Registered dietitian Jackie London helped TODAY cut through the hype, found on so many cereal boxes. London, the Good Housekeeping nutrition director, deciphered many of the packaging claims and provided guidance on what to look for on labels so that consumers can make healthier choices when shopping for breakfast items.

There is no standard serving size for cereal, London said. Instead, look for cereals that list between a half- to a full-cup of cereal per serving. If the cereal has a higher density, such as granola-based or high-fiber varieties, lean toward the smaller serving size.

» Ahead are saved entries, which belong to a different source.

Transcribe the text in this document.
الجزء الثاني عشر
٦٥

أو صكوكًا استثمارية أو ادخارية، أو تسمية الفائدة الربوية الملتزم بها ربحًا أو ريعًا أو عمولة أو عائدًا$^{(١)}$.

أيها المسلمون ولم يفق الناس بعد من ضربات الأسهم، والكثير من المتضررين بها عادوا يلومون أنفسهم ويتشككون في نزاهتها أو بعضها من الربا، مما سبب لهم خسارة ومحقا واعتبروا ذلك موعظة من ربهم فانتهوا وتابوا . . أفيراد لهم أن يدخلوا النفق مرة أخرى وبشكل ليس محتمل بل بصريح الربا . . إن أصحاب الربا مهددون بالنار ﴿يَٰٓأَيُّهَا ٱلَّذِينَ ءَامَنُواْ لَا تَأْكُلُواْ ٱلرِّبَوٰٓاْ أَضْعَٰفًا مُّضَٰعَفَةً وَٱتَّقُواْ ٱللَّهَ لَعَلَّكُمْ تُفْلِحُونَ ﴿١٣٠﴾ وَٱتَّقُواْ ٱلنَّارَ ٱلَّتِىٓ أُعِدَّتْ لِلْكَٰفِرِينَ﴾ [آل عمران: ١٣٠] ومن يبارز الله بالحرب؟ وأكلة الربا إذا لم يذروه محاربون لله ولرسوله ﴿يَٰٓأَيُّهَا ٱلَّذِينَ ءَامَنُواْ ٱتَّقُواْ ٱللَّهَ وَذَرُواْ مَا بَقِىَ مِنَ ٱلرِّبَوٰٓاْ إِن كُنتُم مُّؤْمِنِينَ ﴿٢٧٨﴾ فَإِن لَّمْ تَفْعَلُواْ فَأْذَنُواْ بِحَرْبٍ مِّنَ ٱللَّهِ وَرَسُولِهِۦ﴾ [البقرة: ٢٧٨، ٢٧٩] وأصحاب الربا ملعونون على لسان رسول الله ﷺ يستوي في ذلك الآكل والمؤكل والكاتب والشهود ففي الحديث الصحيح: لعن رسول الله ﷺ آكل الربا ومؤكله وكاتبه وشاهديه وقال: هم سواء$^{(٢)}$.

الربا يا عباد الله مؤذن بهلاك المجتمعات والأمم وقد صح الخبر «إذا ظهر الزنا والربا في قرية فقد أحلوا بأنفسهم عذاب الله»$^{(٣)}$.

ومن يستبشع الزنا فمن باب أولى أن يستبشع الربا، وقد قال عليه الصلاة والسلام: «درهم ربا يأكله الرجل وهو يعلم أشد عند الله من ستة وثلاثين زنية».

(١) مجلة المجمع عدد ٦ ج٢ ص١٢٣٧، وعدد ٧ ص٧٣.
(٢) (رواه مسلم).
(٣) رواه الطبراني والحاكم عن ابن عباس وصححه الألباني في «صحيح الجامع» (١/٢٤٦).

The goal is to consume between 350-400 calories, which should be enough energy to stave off hunger cravings for the rest of the morning.

2. Ignore “no artificial” ingredients claims.

“This is a bit of a misnomer,” London said. Those claims must meet specific definitions set by the federal Food and Drug Administration, so they’re not wrong — technically.

“If you’re looking to get some extra wholesome, nutritious food into your diet and you’re looking to eat more real food, you’re not going to get that from a processed cereal,” she said.

Instead, look for cereals that list whole grains such as wheat or oats as your first item. Also look for shorter ingredient lists.

3. Look out for when labels say “good source of.”

This claim also must fit an FDA definition, in this case it must offer at least 10 percent of the daily value of a certain nutrient.

“But we don’t eat nutrients, we eat food,” London said. Instead of focusing on a specific nutrient, look for a hearty combination of protein and fiber — aim for at least 3 grams of each per serving.

4. Check out the sugar content.

The label may claim the cereal contains “no high-fructose corn syrup,” but there’s probably plenty of other sweeteners.

“Sugar by any name is still a sugar,” London said. Instead, some cereals use organic cane sugar, caramel, or rice or maple syrup. Fruit juice or juice concentrate and purees are other “sneaky sources of added sugar,” she said.

Read labels carefully and keep an eye out for sodium levels and saturated fats, both of which are frequently added to enhance flavor. Look for cereals with less than 10 grams of added sugar per serving and less than 2 grams of saturated fat and 200 milligrams or less of sodium.